La narrazione porta lo spettatore a riflettere su temi personali ma anche ad avvicinarsi emotivamente ai personaggi rimanendo in bilico tra l’empatia e la cosapevolezza critica della falsità dell’immagine.
La Gola è stato presentato ad ottobre 2024 alla Kunsthalle Wien e sarà in sala per Lo Schermo dell’Arte venerdì 15 novembre. Con l’occasione abbiamo rivolto qualche domanda a Diego Marcon —
Arianna Canalicchio: Che rapporto hai con Lo schermo dell’arte?
Diego Marcon: La prima volta che sono stato al festival era nel 2014, come partecipante al progetto VISIO. È stata una settimana molto bella, passata con amici con cui sono in contatto. Negli scorsi anni mi è capitato poi di presentare alcuni film nel programma. Mi fa piacere tornarci, è un festival fatto di persone che amano fare i film e di ospiti, si crea un ambiente molto informale e comunitario che credo sia qualcosa di speciale nel mondo del cinema cosiddetto indipendente.
AC: Torni allo Schermo dell’arte con il lavoro La Gola, puoi dirci qualcosa di più su questo titolo?
DM: La Gola è un melodramma epistolare in cui Gianni scrive quattro lettere a Rossana, e Rossana quattro a Gianni. Attraverso le sue lettere, Gianni racconta a Rossana di quattro portate che un amico cuoco gli fa assaggiare, forse in preparazione a una importante cena. Nelle sue lettere invece Rossana racconta a Gianni di quattro violente esplosioni sintomatologiche della malattia della madre, che cura al capezzale.
AC: Quanto è importante la tecnologia nei tuoi lavori?
DM: Ho a che fare con la tecnologia dal momento in cui è attraverso la tecnologia — o meglio, attraverso diverse tecnologie — che vengono realizzati i film. Una riflessione sulle tecnologie è quindi inevitabile, ma non penso che il mio lavoro sia particolarmente dedicato alla tecnologia.
AC: Cosa hanno di umano e cosa di meccanico i tuoi personaggi?

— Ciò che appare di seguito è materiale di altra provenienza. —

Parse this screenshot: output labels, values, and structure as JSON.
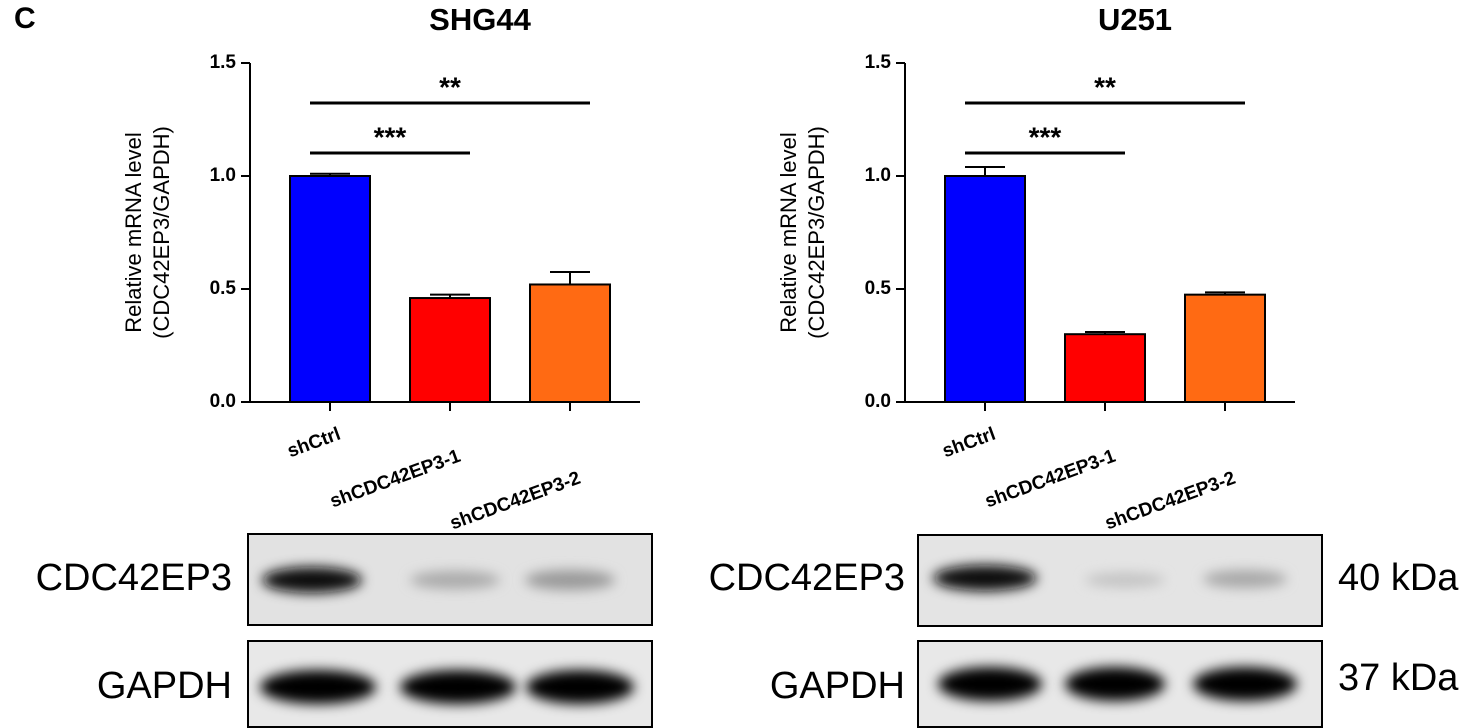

DM: L’unico lavoro in cui ho lavorato con dei personaggi meccanici è Dolle (2023), un film che ha come protagonista alcune talpe, impegnate a fare dei conti. Le talpe sono degli animatroni — quindi dei pupazzi robotici, che si muovono programmati da un computer. Questa è l’unica volta dove ho utilizzato dei personaggi meccanici. In altri casi ho impegnato pupazzi statici (La gola) o protesi indossate da performer umani (The Parents’ Room), piuttosto che personaggi interamente realizzati e animati in 3D (Ludwig, Fritz).
AC: Nei tuoi lavori si è spesso trasportati in ambienti molto intimi, viene quindi spontaneo chiedersi se in La Gola ci sia un qualcosa di autobiografico o che ti riporta a dei ricordi personali?
DM: No non c’è niente di autobiografico.
AC: Vuoi anticiparci qualcosa sui tuoi prossimi progetti?
DM: Stiamo lavorando a un nuovo film, un musical/balletto intitolato Krapfen che verrà presentato il prossimo autunno.